Barbara Rylko-Bauer (born 1950) is a medical anthropologist and author who lives in the United States. She is an adjunct associate professor at Michigan State University's Department of Anthropology. She was born in 1950 in Frankfurt am Main, Germany, and emigrated with her parents to the United States that same year.
Rylko-Bauer received an undergraduate degree in microbiology from the University of Michigan, and in 1985 was awarded a PhD in anthropology from the University of Kentucky. Her interests include medical anthropology, applied anthropology, social suffering, health care inequities in the US, health and human rights, narrative analysis, and the Holocaust. She has published various articles, chapters, and books on these topics. She has served as a contributing editor to the American Anthropology Association's Anthropology News for the Society for Medical Anthropology (1991–1994) and for the AAA Committee on Practicing, Applied, and Public Interest Anthropology (2013-2014), as book review editor for Medical Anthropology Quarterly (1994–2000), and on several committees for the Society for Applied Anthropology.

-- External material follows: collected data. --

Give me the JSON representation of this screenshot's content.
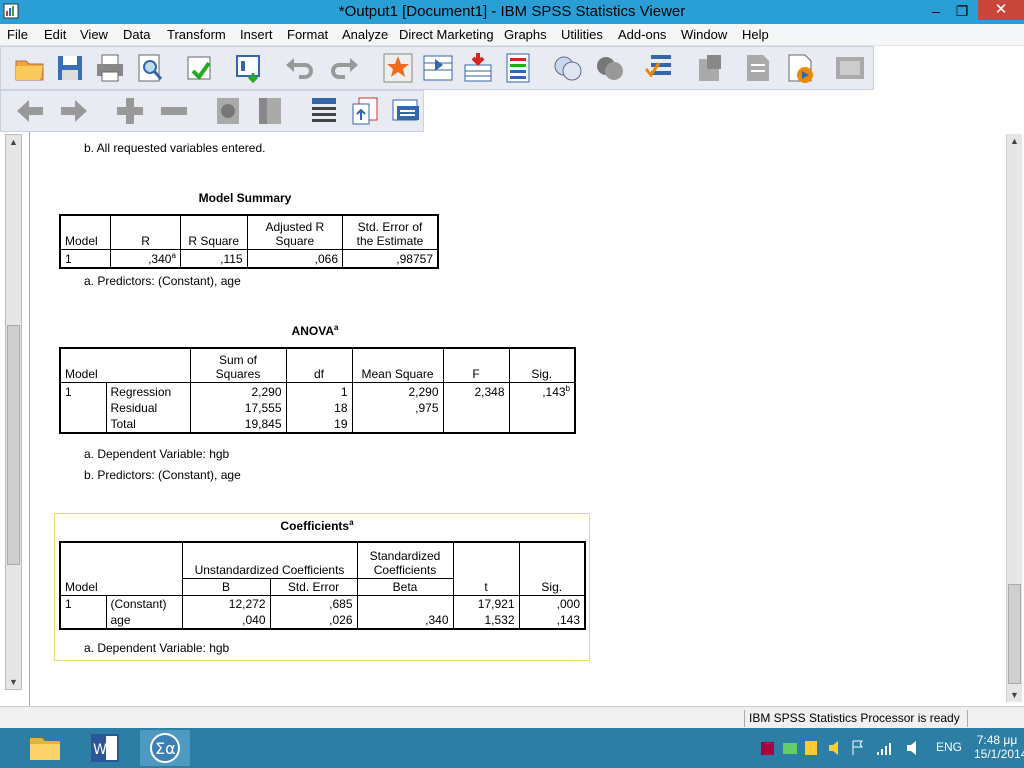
{
  "window": {
    "title": "*Output1 [Document1] - IBM SPSS Statistics Viewer",
    "minimize": "–",
    "restore": "❐",
    "close": "✕"
  },
  "menu": [
    "File",
    "Edit",
    "View",
    "Data",
    "Transform",
    "Insert",
    "Format",
    "Analyze",
    "Direct Marketing",
    "Graphs",
    "Utilities",
    "Add-ons",
    "Window",
    "Help"
  ],
  "note_top": "b. All requested variables entered.",
  "model_summary": {
    "title": "Model Summary",
    "headers": {
      "model": "Model",
      "r": "R",
      "r_square": "R Square",
      "adj1": "Adjusted R",
      "adj2": "Square",
      "se1": "Std. Error of",
      "se2": "the Estimate"
    },
    "row": {
      "model": "1",
      "r": ",340",
      "r_sup": "a",
      "r_square": ",115",
      "adj": ",066",
      "se": ",98757"
    },
    "note": "a. Predictors: (Constant), age"
  },
  "anova": {
    "title": "ANOVA",
    "title_sup": "a",
    "headers": {
      "model": "Model",
      "ss1": "Sum of",
      "ss2": "Squares",
      "df": "df",
      "ms": "Mean Square",
      "f": "F",
      "sig": "Sig."
    },
    "rows": [
      {
        "model": "1",
        "label": "Regression",
        "ss": "2,290",
        "df": "1",
        "ms": "2,290",
        "f": "2,348",
        "sig": ",143",
        "sig_sup": "b"
      },
      {
        "model": "",
        "label": "Residual",
        "ss": "17,555",
        "df": "18",
        "ms": ",975",
        "f": "",
        "sig": ""
      },
      {
        "model": "",
        "label": "Total",
        "ss": "19,845",
        "df": "19",
        "ms": "",
        "f": "",
        "sig": ""
      }
    ],
    "note_a": "a. Dependent Variable: hgb",
    "note_b": "b. Predictors: (Constant), age"
  },
  "coefficients": {
    "title": "Coefficients",
    "title_sup": "a",
    "headers": {
      "model": "Model",
      "unstd": "Unstandardized Coefficients",
      "std1": "Standardized",
      "std2": "Coefficients",
      "b": "B",
      "se": "Std. Error",
      "beta": "Beta",
      "t": "t",
      "sig": "Sig."
    },
    "rows": [
      {
        "model": "1",
        "label": "(Constant)",
        "b": "12,272",
        "se": ",685",
        "beta": "",
        "t": "17,921",
        "sig": ",000"
      },
      {
        "model": "",
        "label": "age",
        "b": ",040",
        "se": ",026",
        "beta": ",340",
        "t": "1,532",
        "sig": ",143"
      }
    ],
    "note": "a. Dependent Variable: hgb"
  },
  "status": {
    "text": "IBM SPSS Statistics Processor is ready"
  },
  "tray": {
    "lang": "ENG",
    "time": "7:48 μμ",
    "date": "15/1/2014"
  },
  "colors": {
    "titlebar": "#2a9fd6",
    "close": "#c9463d",
    "taskbar": "#2c7ea5",
    "selection_border": "#f0d870"
  }
}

Her most recent work focuses on the intersection of health and violence and includes a volume, Global Health in TImes of Violence, edited in collaboration with Linda Whiteford and Paul Farmer In addition, she is the author of a biography-memoir, A Polish Doctor in the Nazi Camps: My Mother's Memories of Imprisonment, Immigration, and a Life Remade, which focuses on her mother's experiences as a Polish prisoner-doctor in Nazi slave labor camps and her efforts to rebuild her life, first as a refugee doctor in Germany, and later as an immigrant to the United States.
In 2003, Barbara Rylko-Bauer won the Rudolph Virchow Award for her work with Paul Farmer.